Houghton Mifflin Harcourt will publish new hardcover editions of two classic dystopian novels next month—George Orwell's 1984 on April 4 and Margaret Atwood's The Handmaid's Tale on April 25. The move is an attempt to capitalize on the cultural zeitgeist and, in the case of 1984, a sudden surge in sales.
Just two months ago, 1984—a novel set in a world ruled by an authoritarian government that monitors how its population acts, speaks, and even thinks—shot to the top of bestseller lists. The backlist novel's ascension coincided with President Donald J. Trump's inauguration and the use of the term "alternative facts" by Trump campaign manager, Kellyanne Conway, to support a false claim made by White House Press Secretary Sean Spicer.
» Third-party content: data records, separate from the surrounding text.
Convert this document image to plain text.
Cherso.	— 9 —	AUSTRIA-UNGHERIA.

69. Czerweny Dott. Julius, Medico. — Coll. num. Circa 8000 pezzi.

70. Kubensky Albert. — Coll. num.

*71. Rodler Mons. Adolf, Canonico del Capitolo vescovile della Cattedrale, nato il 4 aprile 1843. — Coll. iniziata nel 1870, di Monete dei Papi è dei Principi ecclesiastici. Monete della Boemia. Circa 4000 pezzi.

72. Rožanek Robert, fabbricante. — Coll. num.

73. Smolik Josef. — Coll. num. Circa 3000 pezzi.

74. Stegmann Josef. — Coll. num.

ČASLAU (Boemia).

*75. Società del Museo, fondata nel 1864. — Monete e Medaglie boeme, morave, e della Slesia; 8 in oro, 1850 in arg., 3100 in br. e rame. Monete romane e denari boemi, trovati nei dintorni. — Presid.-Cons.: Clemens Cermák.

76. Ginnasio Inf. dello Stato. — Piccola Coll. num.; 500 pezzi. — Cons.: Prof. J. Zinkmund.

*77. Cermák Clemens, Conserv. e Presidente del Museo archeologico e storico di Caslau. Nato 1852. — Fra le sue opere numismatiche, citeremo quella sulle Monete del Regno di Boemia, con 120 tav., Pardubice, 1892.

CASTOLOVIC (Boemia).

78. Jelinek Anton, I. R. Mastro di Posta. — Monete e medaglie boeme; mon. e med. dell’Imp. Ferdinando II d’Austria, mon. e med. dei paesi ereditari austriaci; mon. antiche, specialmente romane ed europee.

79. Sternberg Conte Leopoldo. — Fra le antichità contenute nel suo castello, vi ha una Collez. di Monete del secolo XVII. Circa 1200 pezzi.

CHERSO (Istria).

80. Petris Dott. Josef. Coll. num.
In an interview on CNN's talk show Reliable Sources, Washington Post reporter Karen Tumulty referred to the term as "a George Orwell phrase," seemingly in reference to the novel's terms "newspeak" and "doublethink." The term "doublethink," as the Guardian noted in its analysis of the incident, "was used to signal a fictional language that aims at eliminating personal thought."
Atwood's novel also saw a sales bump earlier this year around the same time as Orwell's, although that increase could be due to the upcoming Hulu television adaptation of the book, starring Mad Men's Elizabeth Moss. (A stage adaptation of 1984 is hitting Broadway in June.) The book is set in a world in which a small group of men—all white, all straight—hold societal power. The ruling class subjects all people of color to internment or deportation; tortures or execute gay people and those who do not abide by the state religion; and bars women from owning property or learning how to read.
Recently, Atwood's novel has been taken up as a symbol of women's rights. A number of signs at the Women's March in January quoted lines from the novel, and a group of women attended a session of the Texas Senate on March 20 dressed as characters from the book. (The women who crashed the Texas Senate session were protesting a proposed ban on second-term abortions.)
HMH, seizing on the way these two books are popping up in political protests, feels there is space in the market for new hardcover editions. With that in mind, the publisher has issues 25,000-copy first printings of both books. HMH licenses the paperback rights to both books, while retaining e-book and hardcover rights.
Ken Carpenter, v-p and associate publisher of HMH and head of the house's Mariner Books line, said the new editions speak to a sudden opening in the market. "I think for the most part we see an additional opportunity for sales of the hardcover."
The new edition of 1984 will be priced, aptly, at $19.84. A Handmaid's Tale, while lacking the snappy numerical riff of the Orwell title, will be priced similarly, at $22.00. An in-house designer provided the Orwell cover, while the Atwood cover was designed the Swedish illustrator, Patrik Svensson, who is best known in the U.S. for his New Yorker covers.
"Both of these books obviously resonate with readers, and what I think is amazing is that when that phrase, 'alternative facts,' was uttered, people thought of 1984 immediately," Carpenter said. "[Then, when] other things went on in this administration, people thought of The Handmaid's Tale."
He added: "[Both of these books] sell extremely well already, but to have them go up a whole level based on the climate—and to have them become a sort of cornerstone in the resistance—is just fantastic."